I have been assigned as a university project the task to create data structures (such as minheap, hashtable etc.) from scratch. However the Hashtable or more specifically the Hash maps - functions have given me quite some trouble. I have come across the MAD (Multiply, Add, Divide) function which basically is: h(x) = [(a*x + b) % p] % N, where a,b : random integers, p : large prime number and N : number of elements in hashtable.

My question is how (and why) exactly does this function distribute evenly the values in the hashtable.

Solution

h(x) = [(a*x + b) % p] % N

Let's look at a*x + b in isolation first. If you imagine a broken down into a sum of powers of two, a*x is then the sum of x bit shifted left by a smattering of powers of two, such that each bit in x impacts other bit positions that are set in a, and some further bits when the summation produces carries at particular bits. Adding b mixes in another set of random bits: much like XORing would, but with some extra complexity from the carries. If say x has is a value between 0 and 255, with bits abcdefgh (each being 0 or 1), then so far we've got:

         (a&1 ? abcdefgh : 0) +
        (a&2 ? abcdefgh0 : 0) +
       (a&4 ? abcdefgh00 : 0) +
      (a&8 ? abcdefgh000 : 0) +
                     ...      +  // continues for a&16, a&32 etc.
        ABCDEFGHIJKLMNOP         // however many random bits in "b"
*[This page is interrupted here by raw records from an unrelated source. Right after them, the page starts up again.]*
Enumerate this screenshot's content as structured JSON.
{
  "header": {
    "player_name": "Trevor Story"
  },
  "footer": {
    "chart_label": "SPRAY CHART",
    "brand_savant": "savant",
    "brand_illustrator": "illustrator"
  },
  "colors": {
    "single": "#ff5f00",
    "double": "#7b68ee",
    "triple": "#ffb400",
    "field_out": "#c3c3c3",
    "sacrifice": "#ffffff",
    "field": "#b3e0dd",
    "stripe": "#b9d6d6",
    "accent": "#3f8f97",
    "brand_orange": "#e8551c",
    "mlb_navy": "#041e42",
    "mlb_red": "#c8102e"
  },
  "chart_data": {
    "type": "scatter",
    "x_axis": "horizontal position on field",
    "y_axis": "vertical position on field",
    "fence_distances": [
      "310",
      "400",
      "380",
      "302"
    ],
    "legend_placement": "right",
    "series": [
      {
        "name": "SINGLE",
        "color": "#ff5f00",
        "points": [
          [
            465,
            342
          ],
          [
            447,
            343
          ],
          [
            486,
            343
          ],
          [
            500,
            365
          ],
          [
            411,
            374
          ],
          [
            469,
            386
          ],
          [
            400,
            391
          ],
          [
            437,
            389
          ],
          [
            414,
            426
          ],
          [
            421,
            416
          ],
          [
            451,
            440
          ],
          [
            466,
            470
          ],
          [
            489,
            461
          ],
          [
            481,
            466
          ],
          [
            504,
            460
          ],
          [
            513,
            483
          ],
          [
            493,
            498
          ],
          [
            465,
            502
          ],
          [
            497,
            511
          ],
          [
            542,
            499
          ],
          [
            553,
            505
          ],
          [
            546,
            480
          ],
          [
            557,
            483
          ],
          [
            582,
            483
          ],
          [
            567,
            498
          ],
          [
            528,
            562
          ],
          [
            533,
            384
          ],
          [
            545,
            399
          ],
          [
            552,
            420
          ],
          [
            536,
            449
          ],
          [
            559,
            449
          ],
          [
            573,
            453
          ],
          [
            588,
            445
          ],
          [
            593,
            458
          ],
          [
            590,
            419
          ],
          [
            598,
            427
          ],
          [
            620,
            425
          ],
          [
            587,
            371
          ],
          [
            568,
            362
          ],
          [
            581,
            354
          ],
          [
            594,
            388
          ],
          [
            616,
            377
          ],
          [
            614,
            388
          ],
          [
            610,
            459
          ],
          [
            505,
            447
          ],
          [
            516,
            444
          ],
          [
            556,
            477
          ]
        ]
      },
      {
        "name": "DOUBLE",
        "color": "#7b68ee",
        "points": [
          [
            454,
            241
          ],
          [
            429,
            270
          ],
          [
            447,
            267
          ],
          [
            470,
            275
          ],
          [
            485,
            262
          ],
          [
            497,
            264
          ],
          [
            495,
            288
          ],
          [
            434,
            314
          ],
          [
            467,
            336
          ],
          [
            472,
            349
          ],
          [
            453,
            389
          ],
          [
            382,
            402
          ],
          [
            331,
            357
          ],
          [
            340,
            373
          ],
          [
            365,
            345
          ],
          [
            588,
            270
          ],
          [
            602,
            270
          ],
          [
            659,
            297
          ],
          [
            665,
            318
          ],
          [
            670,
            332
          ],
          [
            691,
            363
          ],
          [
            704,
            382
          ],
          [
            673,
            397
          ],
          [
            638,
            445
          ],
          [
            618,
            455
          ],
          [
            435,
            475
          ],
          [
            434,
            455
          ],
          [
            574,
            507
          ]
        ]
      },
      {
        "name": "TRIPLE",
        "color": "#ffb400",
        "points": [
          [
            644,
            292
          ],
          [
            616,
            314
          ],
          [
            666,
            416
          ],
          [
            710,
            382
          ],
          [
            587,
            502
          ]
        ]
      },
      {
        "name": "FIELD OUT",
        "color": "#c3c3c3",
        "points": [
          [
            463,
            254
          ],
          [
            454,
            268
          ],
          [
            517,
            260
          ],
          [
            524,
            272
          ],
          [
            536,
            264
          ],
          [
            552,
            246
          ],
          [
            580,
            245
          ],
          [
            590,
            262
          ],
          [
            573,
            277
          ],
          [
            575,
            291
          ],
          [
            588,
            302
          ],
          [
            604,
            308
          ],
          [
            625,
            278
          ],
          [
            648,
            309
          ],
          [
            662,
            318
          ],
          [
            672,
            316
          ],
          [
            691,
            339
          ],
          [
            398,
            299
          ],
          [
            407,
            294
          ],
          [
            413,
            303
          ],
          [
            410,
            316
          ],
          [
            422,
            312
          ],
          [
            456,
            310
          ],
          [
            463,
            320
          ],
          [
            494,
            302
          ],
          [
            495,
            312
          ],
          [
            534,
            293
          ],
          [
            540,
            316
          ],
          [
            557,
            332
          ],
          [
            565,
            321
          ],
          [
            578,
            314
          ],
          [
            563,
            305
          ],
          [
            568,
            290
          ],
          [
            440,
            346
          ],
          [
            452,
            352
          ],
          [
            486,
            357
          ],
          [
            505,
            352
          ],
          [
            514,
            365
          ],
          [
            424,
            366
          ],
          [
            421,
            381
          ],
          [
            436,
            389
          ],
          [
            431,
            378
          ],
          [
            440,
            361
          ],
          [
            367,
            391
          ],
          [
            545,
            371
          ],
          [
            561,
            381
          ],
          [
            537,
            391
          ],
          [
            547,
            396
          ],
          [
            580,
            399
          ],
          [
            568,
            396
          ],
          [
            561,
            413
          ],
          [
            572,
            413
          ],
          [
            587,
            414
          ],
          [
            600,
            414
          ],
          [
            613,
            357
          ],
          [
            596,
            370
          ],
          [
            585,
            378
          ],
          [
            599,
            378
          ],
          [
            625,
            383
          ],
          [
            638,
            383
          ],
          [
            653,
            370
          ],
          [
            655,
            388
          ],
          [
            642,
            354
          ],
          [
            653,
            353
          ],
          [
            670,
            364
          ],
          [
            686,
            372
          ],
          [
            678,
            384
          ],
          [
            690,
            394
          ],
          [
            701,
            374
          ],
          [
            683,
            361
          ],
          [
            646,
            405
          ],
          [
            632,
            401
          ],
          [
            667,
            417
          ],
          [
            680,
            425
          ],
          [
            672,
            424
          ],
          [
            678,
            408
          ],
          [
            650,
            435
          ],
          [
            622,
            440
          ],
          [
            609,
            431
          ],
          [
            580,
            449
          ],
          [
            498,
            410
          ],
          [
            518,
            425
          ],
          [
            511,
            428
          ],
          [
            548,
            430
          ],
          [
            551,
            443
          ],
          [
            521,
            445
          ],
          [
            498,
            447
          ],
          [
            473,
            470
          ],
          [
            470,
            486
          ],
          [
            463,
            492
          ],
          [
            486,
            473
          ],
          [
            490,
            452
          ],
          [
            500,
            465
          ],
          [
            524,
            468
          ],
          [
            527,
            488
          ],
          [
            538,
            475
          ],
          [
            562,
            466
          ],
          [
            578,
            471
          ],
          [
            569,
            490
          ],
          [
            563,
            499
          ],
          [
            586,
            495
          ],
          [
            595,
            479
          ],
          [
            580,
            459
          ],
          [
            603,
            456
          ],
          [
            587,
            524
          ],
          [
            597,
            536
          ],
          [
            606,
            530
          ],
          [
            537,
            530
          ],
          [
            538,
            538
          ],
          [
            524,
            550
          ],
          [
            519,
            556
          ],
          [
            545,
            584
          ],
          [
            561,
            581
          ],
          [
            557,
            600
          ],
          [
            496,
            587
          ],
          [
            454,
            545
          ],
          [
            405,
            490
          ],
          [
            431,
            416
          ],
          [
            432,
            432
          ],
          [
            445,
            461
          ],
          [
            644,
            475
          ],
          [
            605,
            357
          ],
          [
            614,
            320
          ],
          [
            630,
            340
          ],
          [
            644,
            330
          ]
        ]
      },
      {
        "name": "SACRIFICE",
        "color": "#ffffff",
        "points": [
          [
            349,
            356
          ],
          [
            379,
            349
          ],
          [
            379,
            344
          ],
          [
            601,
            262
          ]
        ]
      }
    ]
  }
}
So, in the "1s" column we're summing h and P, which might carry into the "2s" column with g, h and O, and on it goes.

If a is say 37, which is 32+4+1, then we're adding x itself, x << 2, and x << 5: each bit in x thereby impacts more bits in the hash value (this is good, indeed with a cryptographic-strength hash function, changing any bits in the key - whether a single bit, half or all of them - should pretty much randomly flip about half the bits in the hash value).

Returning to the full formula, let's imagine we skipped the % p and had just % N, but the current table size is a power of two: % N is then equivalent to a bitwise-AND operation for some number of less-significant bits. Put another way, it's throwing away a lot of the randomness we've built up in the more significant bits of our a * x + b calculation. So, to make the hash function safe to use with any number of buckets, we can introduce % p first, which means if there are patterns in the hash value related to power-of-two positions from the summation step, they're effectively scattered across random positions in the 0..p range.

Consider say a hash between 0 and 255 - if N was 200, we'd be twice as likely to hash to a bucket in the 0..55 range. To make this effect less significant, we want the hash value to have many more bits than the MOD value, and this principle applies in a layered way to the values we should choose for p and N:

a * x + b values should tend to be significantly larger than p, and be spread across a range much larger than p, so % p separates them more across the buckets, but
p should be much larger than N, so we don't have low-indexed buckets with significantly higher collision probabilities (which is especially bad if you're using linear probing to resolve collisions).

For example, if we wanted to support values of N up to 2²⁴, and we're doing these calculations with 32 bit unsigned integers so a and b have random values in that range, we might split the difference pick a prime around about 2²⁸.